Règlement des études
Septembre 2011
8. Règles relatives à la discipline
8.1 - Notion de délit
8.1.1 - Définition générale
8.1.2 - Relativement aux activités pédagogiques
8.1.3 - Relativement à l'Université et aux autres membres de la communauté universitaire
8.1.4 - Relativement aux activités de stages
8.2 - Sanctions disciplinaires
8.3 - Intervenantes et intervenants principaux en matière disciplinaire
8.3.1 - Comité de discipline
8.3.2 - Personnes responsables des dossiers disciplinaires
8.3.3 - Personnes responsables des mesures provisoires
8.4 - Processus disciplinaire
8.4.1 - Dépôt de la plainte
8.4.2 - Imposition d'une mesure provisoire
8.4.3 - Instance compétente
8.4.4 - Procédure
8.4.5 - Décision
8.4.6 - Révision de la décision
8.4.7 - Ordonnances de non-divulgation, de non-publication et de non-diffusion
8.1 Notion de délit
L'expression délit désigne toute infraction commise par une personne à l'encontre d'une règle qui lui est applicable en raison de son statut.
8.1.1 Définition générale
Une personne qui commet ou tente de commettre un délit peut encourir une sanction disciplinaire, si l’infraction survient alors que cette personne :
- est en processus d’admission; ou
- est admise sans avoir amorcé le processus d’inscription; ou
- est en processus d’inscription; ou
- est inscrite à quelque titre que ce soit, même si depuis le délit elle a perdu son statut d’étudiante ou d’étudiant ; ou
- n’est plus inscrite mais doit compléter une ou des activités pédagogiques de trimestres antérieurs; ou
- a interrompu ses études depuis moins de 16 mois consécutifs, sauf si elle a signifié son intention d’abandonner le programme dans lequel elle est inscrite ou toutes les activités pédagogiques auxquelles elle est inscrite; ou
- a dûment terminé son programme d’études et est en attente de recevoir son diplôme.

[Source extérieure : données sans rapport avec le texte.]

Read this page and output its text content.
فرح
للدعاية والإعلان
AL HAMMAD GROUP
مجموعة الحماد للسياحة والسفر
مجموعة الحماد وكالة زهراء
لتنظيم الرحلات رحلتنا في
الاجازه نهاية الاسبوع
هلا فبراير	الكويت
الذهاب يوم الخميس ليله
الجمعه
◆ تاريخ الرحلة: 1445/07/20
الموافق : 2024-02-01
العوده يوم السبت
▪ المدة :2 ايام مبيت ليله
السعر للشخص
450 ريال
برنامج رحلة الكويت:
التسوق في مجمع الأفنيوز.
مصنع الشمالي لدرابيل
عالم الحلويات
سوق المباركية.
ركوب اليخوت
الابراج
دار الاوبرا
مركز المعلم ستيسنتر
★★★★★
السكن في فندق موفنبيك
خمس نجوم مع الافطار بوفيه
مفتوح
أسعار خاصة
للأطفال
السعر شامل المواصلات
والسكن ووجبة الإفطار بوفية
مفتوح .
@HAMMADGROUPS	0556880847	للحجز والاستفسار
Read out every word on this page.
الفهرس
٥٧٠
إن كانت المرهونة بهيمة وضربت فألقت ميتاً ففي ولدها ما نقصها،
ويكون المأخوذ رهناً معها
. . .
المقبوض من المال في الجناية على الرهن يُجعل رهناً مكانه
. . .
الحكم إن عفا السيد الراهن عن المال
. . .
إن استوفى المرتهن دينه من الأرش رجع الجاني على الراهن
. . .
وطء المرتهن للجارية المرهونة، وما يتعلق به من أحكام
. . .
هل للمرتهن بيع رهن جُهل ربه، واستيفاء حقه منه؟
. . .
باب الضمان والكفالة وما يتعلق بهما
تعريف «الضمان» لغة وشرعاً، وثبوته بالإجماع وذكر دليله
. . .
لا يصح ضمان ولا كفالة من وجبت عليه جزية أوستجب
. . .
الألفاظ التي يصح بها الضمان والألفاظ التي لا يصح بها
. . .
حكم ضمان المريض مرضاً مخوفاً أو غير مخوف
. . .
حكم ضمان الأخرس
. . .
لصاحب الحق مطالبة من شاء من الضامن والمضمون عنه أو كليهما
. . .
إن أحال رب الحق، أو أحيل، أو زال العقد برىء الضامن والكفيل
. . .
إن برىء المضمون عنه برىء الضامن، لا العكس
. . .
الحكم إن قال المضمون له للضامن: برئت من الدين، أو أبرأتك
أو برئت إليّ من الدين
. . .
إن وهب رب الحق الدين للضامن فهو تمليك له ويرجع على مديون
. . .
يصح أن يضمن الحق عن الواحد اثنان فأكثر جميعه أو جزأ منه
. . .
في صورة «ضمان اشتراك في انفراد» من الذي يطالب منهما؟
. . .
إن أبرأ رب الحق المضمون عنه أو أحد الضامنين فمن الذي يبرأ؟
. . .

Une intervention disciplinaire n'empêche pas l'Université de saisir les autorités compétentes aux fins de poursuites judiciaires suivant les lois et règlements du Canada et du Québec.
La présente règle n'exclut pas l'application de mesures prévues dans tout autre règlement en vigueur à l'Université.
8.1.2 Relativement aux activités pédagogiques
L'expression délit désigne d'abord tout acte ou toute manœuvre visant à tromper quant au rendement scolaire ou quant à la réussite d'une exigence relative à une activité pédagogique.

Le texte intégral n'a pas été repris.